Avis aux utilisateurs, voici ce qu'il faut faire

Les chercheurs viennois formulent néanmoins une recommandation claire: les utilisateurs devraient revoir la visibilité de leur photo de profil et de leur statut, et limiter l’accès à leurs seuls contacts. La modification se fait dans les réglages de l’application (icône en forme de roue dentée), via Confidentialité > Photo de profil / Info. Il est alors possible de choisir précisément qui voit ces informations.

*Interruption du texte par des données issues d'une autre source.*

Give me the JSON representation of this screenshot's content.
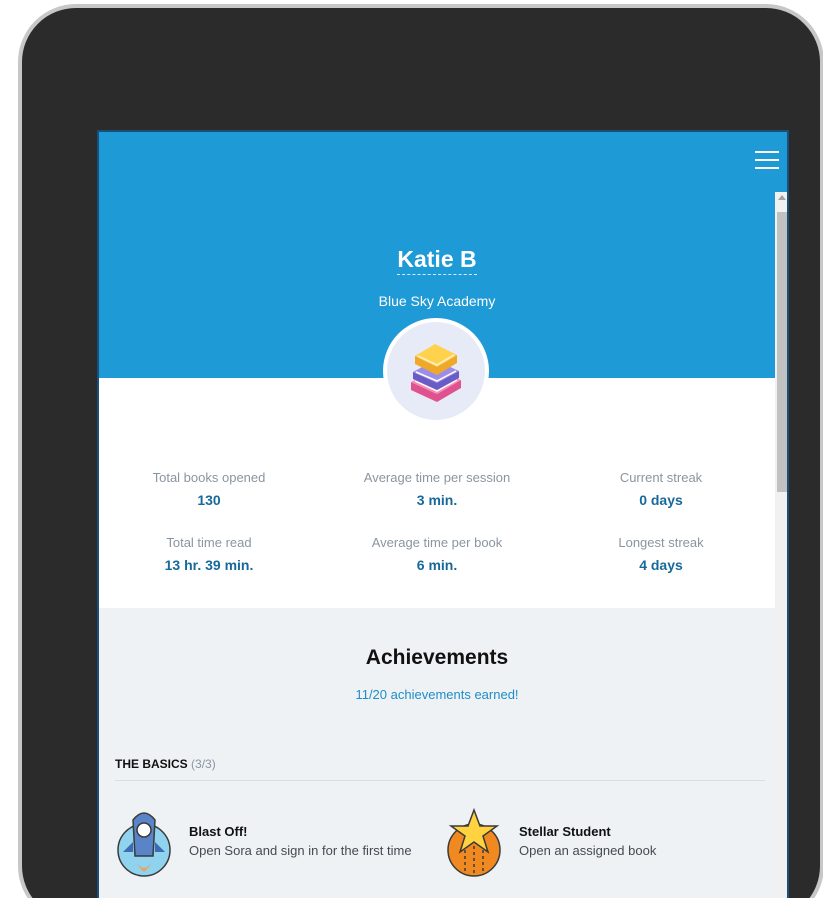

Il est en outre important de relever que les conversations WhatsApp n’ont jamais été exposées. Le service chiffre les messages de bout en bout, ce qui empêche tout tiers d’y accéder. Mais les données périphériques – les métadonnées – demeurent un risque sous-estimé. Comme le montre l’étude, accumulées en quantité suffisante, elles livrent un tableau étonnamment précis de la vie des utilisateurs.